Er war edelmütig. Gutaussehend ebenfalls, obwohl das für Vampire keine Seltenheit war. Für einen Schattenländer war er erstaunlich … nett. Ob wirklich ein Monster unter seiner Oberfläche lauerte?
Elysa riss sich zusammen und sah zu den beiden Kindern. »Ein Jammer. So viele Jahre der Vorbereitung umsonst.«
»Vielleicht versuchen wir es eines Tages von Neuem«, schlug Alastair vor. »Doch vorerst sind unsere Kräfte erschöpft.«
Die Gruppen sahen einander an. Eigentlich Feinde, teilten sie heute einen herben Verlust.

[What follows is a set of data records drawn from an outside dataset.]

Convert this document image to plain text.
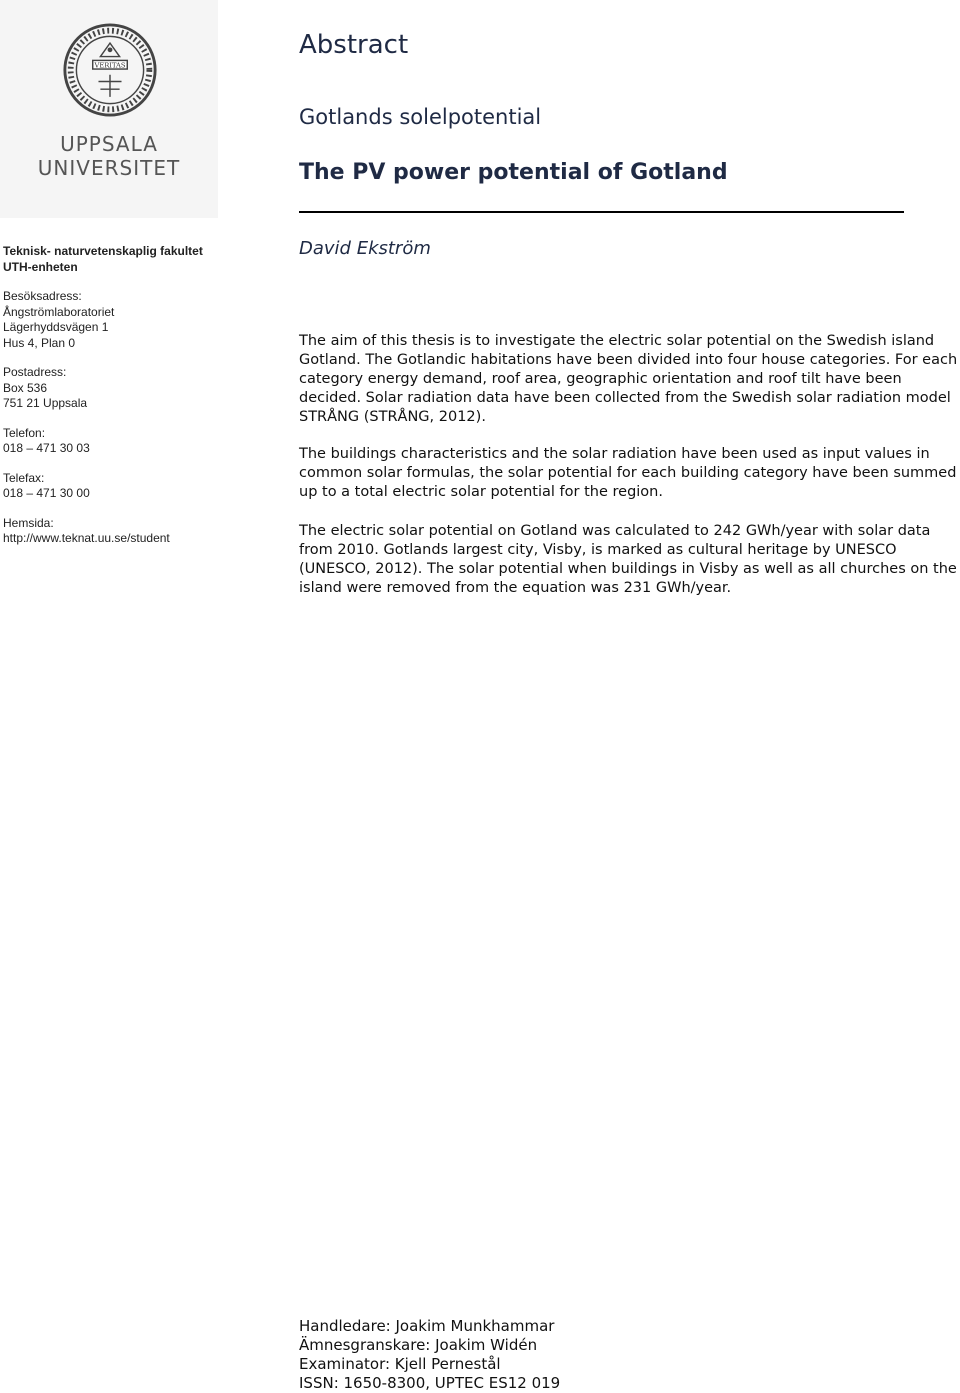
VERITAS
UPPSALA
UNIVERSITET
Teknisk- naturvetenskaplig fakultet
UTH-enheten
Besöksadress:
Ångströmlaboratoriet
Lägerhyddsvägen 1
Hus 4, Plan 0
Postadress:
Box 536
751 21 Uppsala
Telefon:
018 – 471 30 03
Telefax:
018 – 471 30 00
Hemsida:
http://www.teknat.uu.se/student
Abstract
Gotlands solelpotential
The PV power potential of Gotland
David Ekström
The aim of this thesis is to investigate the electric solar potential on the Swedish island Gotland. The Gotlandic habitations have been divided into four house categories. For each category energy demand, roof area, geographic orientation and roof tilt have been decided. Solar radiation data have been collected from the Swedish solar radiation model STRÅNG (STRÅNG, 2012).
The buildings characteristics and the solar radiation have been used as input values in common solar formulas, the solar potential for each building category have been summed up to a total electric solar potential for the region.
The electric solar potential on Gotland was calculated to 242 GWh/year with solar data from 2010. Gotlands largest city, Visby, is marked as cultural heritage by UNESCO (UNESCO, 2012). The solar potential when buildings in Visby as well as all churches on the island were removed from the equation was 231 GWh/year.
Handledare: Joakim Munkhammar
Ämnesgranskare: Joakim Widén
Examinator: Kjell Pernestål
ISSN: 1650-8300, UPTEC ES12 019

Elysa atmete durch und ordnete ihr langes Haar. Es war tiefschwarz, so wie Nepumuks Kleidung, und ihr Gewand weiß wie sein Haar. Sie kam nicht umhin, darüber nachzudenken. Wie Yin und Yang verkörperten sie die Widersprüche und Gegensätze, und das stumme Geheimnis, dass es auch Gemeinsamkeiten gab – Dunkelheit im Licht und Helligkeit im Finstern.
Der Dämon in Gestalt einer schwarzen Wolke bückte sich, um den einen Jungen aufzuheben. Dariel trat zu dem anderen.
»Wie werden wir sie nennen?«, fragte Elysa. Immerhin war ein wenig von ihrem Plan geblieben, wenn auch nicht viel.
»Terziel«, sagte Dariel.
»Abarax«, sagte der Alb.
Elysa nickte. Dann wandte sie der Pforte den Rücken zu, Dariel an ihrer Seite, der den leblosen Jungen auf den Armen trug.
Als sie sich sicher fühlte, warf sie einen Blick zurück. Ein merkwürdiges Gefühl war über sie gekommen. Sie fragte sich, ob ein Treffen wie heute erneut stattfinden würde.
Ob sie Nepumuk jemals wiedersehen würde.